浮きの場合は、タイル自体の浮きか、モルタル下地層の浮きかによって異なる。モルタル下地層の浮きであれば、エポキシ樹脂の注入などによる再接着を行う。
ちなみに目地シーリングの劣化は、打ち替えを行うのが一般的だ。
なお張り替えに際して市販のタイルで代用できない場合は、新たに焼成して用意することになる。費用や期間なども見積時に確認しておくといいだろう。
サイディング 満足度の高さで人気
人気の理由は耐久性とコスト
壁にサイディング板を張り付ける工法のため工期が短く、コストも安価。また施工の難度が低く、仕上がりの品質に差が少ないなど、メリットが多い。
サイディング板は素材によって「窯業系」「金属系」「樹脂系」「木製」の4種類に大別される。住宅市場で大半を占めているサイディング板の素材は、窯業系。セメントに繊維質原料を混ぜたものを高温・高圧の窯で硬化した素材で、その割合は8〜9割に及ぶ。

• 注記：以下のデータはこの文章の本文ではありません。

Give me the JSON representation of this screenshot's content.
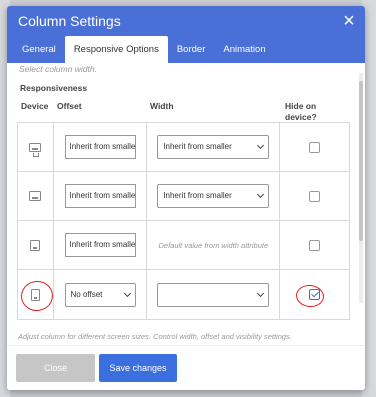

劣化のサインは、塗装仕上げの外壁と同じく表面塗装に現れるチョーキング現象のほか、シーリング材に生じる隙間。特に寒冷地では、建材の内部に染み込んだ水分が凍結と融解を繰り返すことで劣化を引き起こす「凍害」の影響が大きい。そのリスクを抑えるためには、寒冷地仕様のサイディングを使用すると安心だ。

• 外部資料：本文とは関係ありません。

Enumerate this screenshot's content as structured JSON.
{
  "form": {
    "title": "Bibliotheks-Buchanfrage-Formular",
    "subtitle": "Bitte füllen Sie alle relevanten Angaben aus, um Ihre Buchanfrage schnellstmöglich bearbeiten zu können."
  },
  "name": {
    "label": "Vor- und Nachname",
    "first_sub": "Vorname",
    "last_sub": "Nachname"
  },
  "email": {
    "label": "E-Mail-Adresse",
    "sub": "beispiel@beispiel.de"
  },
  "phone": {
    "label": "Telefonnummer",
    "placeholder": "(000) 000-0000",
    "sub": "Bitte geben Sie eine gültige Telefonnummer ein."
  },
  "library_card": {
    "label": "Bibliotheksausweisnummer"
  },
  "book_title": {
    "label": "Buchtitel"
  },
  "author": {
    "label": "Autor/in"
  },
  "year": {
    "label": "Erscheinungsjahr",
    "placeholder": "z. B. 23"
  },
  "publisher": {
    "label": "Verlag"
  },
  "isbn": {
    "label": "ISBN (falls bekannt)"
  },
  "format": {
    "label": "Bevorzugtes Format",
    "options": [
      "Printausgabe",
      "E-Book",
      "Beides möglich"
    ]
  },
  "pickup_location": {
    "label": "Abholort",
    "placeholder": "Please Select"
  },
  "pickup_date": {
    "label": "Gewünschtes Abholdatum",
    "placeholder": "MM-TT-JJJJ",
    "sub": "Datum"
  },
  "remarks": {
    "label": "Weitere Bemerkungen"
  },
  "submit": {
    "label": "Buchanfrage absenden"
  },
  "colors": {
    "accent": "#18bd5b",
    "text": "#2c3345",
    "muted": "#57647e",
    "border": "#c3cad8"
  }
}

窯業系サイディング自体の耐久性は高いが、表面の塗装や目地部のシーリング材のメンテナンスは必要となる。環境や使われている塗料などによって異なるものの10年を目安にチェックしよう。
施工方法は確認必須
リフォームをする際に確認したいのが、外壁の施工方法だ。
2000年以降、標準的な工法として採用されている「通気工法」は、壁内に通気層をつくることで結露やカビの発生を防ぐ。それまで主流だった防水シートに直接サイディング板を張る「直張り工法」の建物は、壁内に雨水が染み込み、下地などが腐っている可能性がある。施工方法に合わせて適切にメンテナンスできるように、依頼する施工事業者に事前に確認しておこう。その際、サイディングの施工が得意な施工事業者を選んでおけば、張り替えが必要になったときにも頼ることができる。